Proprio perchè la storia è ricerca e revisione continua, Romeo analizzò “Il capitale” di marx nel punto in cui è spiegata la teoria della nascita del capitalismo moderno, che si basa sulla grande azienda. Sulla base dei suoi studi, Romeo dedusse che la piccola proprietà può esistere solo a corredo della grande azienda. Romeo inoltre capì che dividere il latifondo nudo poteva costituire un freno alla crescita. Inoltre, la mancanza della riforma agraria, secondo Romeo, aveva permesso che l’agricoltura avesse un boom di tutte le sue produzioni. Nei primi venticinque anni dopo l’unità d’Italia, grazie ad una politica liberista, lo Stato, attraverso il sistema fiscale, colpì le ricchezze delle aziende settentrionali così da drenare le risorse necessarie per la realizzazione delle infrastrutture. Dunque si ebbe un prelievo determinante per il Mezzogiorno. Nel meridione infatti, non esisteva una politica ferroviaria, tranne la Napoli-Portici voluta dai Borboni. Negli anni successivi all’Unità d’italia si toccarono invece i 5.000 km di linee ferrate in tutta la penisola.

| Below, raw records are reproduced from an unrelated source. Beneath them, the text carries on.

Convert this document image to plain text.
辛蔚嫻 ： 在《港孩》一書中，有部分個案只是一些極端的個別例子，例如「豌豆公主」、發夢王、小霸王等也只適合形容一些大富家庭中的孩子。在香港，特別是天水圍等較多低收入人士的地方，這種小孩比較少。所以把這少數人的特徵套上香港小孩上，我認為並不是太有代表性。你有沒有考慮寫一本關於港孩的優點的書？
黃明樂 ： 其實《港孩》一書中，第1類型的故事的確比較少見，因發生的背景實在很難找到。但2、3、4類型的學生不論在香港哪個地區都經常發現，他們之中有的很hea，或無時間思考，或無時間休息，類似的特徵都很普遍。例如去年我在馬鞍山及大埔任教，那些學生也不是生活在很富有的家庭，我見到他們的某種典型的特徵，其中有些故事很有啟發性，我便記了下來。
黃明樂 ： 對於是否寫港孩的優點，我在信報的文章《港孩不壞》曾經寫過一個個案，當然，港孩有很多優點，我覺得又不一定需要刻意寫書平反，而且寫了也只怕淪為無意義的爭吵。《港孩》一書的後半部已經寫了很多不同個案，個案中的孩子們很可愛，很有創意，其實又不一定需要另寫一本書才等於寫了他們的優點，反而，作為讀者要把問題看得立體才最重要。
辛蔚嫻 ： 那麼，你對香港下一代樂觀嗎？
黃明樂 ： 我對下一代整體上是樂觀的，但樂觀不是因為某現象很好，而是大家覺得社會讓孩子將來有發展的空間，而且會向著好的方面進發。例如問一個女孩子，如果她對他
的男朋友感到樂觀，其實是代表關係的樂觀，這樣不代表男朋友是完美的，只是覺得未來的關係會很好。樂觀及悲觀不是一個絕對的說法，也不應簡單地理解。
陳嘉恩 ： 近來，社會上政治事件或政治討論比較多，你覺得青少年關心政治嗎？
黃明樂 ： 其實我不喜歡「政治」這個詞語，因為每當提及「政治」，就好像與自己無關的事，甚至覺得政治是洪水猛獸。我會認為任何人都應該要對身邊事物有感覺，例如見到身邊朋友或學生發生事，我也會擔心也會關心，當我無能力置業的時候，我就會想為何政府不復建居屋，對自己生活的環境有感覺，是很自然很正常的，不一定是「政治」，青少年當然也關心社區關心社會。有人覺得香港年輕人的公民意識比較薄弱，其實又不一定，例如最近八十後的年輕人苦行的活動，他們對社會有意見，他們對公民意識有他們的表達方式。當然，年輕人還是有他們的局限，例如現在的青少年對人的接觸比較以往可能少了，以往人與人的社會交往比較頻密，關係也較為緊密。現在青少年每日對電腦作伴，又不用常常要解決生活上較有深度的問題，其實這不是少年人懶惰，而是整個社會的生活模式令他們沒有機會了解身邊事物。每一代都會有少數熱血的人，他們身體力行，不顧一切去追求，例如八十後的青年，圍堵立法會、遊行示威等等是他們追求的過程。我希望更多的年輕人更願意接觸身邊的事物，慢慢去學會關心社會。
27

Tornando alla questione meridionale, secondo Romeo,la soluzione del divario tra nord e sud passava da uno Stato regolatore e Keynesiano. Secondo Romeo (che fu anche rettore della Luiss di Roma) inoltre, il divario nord-sud era dovuto alle guerre mondiali. Non per un caso, nel 1975-1980, tale divario era sceso al 33%. L’attività giornalistica di Romeo non aveva inoltre risparmiato attacchi al sindacalismo e al populismo. Egli poi, prima del 1987, aveva preconizzato ciò che sarebbe accaduto negli anni 90′: ovvero quel crollo dei partiti che avrebbe condotto allo sfarinamento e alla perdita delle politiche economiche. Romeo, autore di “Cavour e il suo tempo”, aveva inoltre individuato i prodromi di un decentramento disordinato oltre che di un declino statalista che sta condannando l’Italia, secondo Barone, al ruolo di periferia d’Europa.